2. Glow – monitoring zużycia prądu [smart home]

W naszych wnętrzach przybywa smart rozwiązań, ale i elektroniki. Zużycie energii rośnie, a to sprawia, że lepiej je kontrolować. Można to robić przez inteligentne gniazdka, smart termostaty i inne bajery, ale i one nie uwzględnią wszystkich źródeł. Autorzy stacji Glow wpadli na pomysł, by mierzyć domową energię przez specjalny moduł magnetyczny, śledzący pole. Rozstawienie dwóch czujników oraz bazy ma wizualizować i symulować (prognozować) zużycie i koszty. Na razie tylko pod standard amerykański, ale jeśli wynalazek okaże się skuteczny to rozwiązanie ma być zoptymalizowane do pracy w innych regionach. N razie głównym celem jest zwiększenie świadomości na temat zwiększonych poborów energii, które związane jest z rozwojem Internetu Rzeczy oraz automatyki smart wnętrz.

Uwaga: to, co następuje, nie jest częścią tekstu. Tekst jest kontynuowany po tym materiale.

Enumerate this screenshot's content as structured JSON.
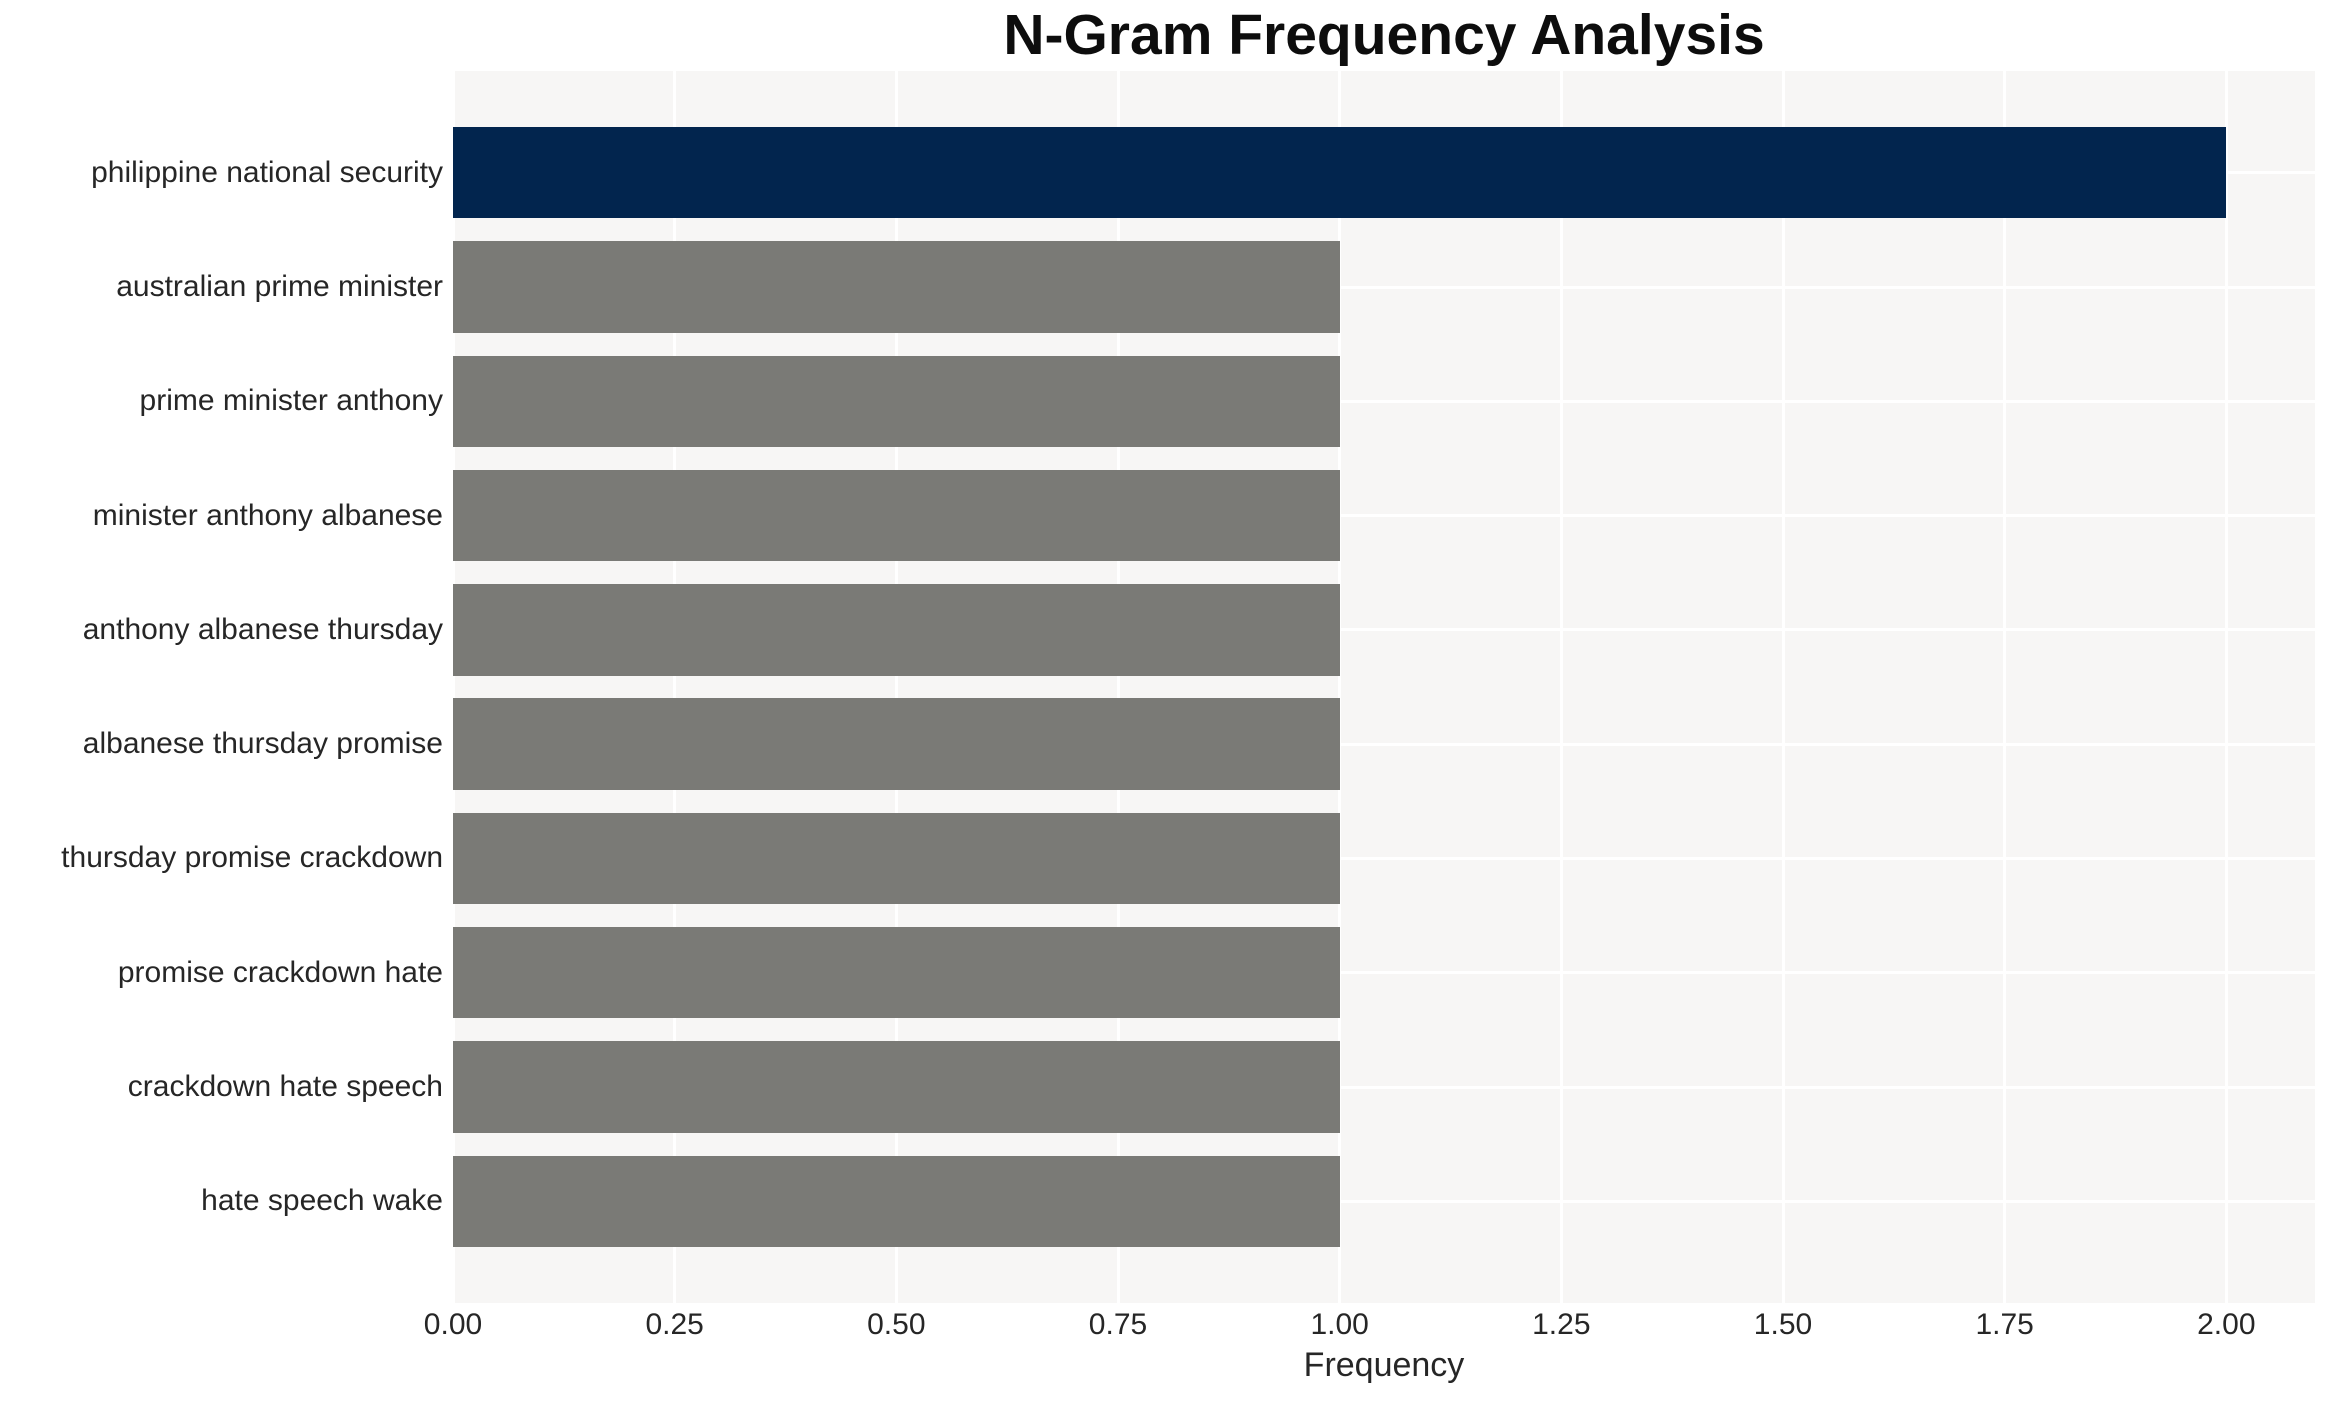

3. Cinera – gogle z salą kinową [gadżety]

Co potrafią gogle VR/AR już dobrze wiemy, ale konstrukcje te można wykorzystać jeszcze jako kino domowe, gdzie wrażenie wielkości ekranu przypomina to z sali kinowej. Niestety wszystko psuję słaba jakość wyświetlacza. Cinera chce to poprawić przez podwójne 2.5K, zwiększające odczucia dzięki lepszej rozdzielczości obrazu (IMAX). Gogle są większe (wyglądają jak projektor zamocowany na twarzy :P), ale oferują też odpowiedni dźwięk. Jest nawet specjalny uchwyt ze stojakiem (widocznie sprzęt swoje wazy). Największą wadą jest możliwość użytku wyłącznie przez jedną osobę. Fajny pomysł do małych wnętrz, gdzie nie możemy pozwolić sobie na kinowe warunki. Temu gadżetowi przyjrzę się jeszcze chyba w oddzielnym wpisie.

4. Leo – analogowy smart zegarek [wearable]

Inteligentne zegarki nie muszą mieć kolorowego, dotykowego ekranu, który szybko zjada całą energię. Nie wszystkim potrzebne są aplikacje. Wystarczą podstawowe smart funkcje, czyli powiadomienia, wbudowany tracker aktywności i możliwość zdalnej obsługi wybranych opcji sparowanego smartfona. Ważniejszy jest klasyczny design, czyli analogowy format. Mam na myśli tradycyjną tarczkę i zwyczajny wygląd naręcznego gadżetu. Leo to kolejna propozycja z tego jeszcze świeżego segmentu. Minimalistyczna forma, personalizacja stylów i kilka usprawnień, których w normalnym zegarku nie znajdziemy.

5. Specdrums – pierścień instrumentem [wearable]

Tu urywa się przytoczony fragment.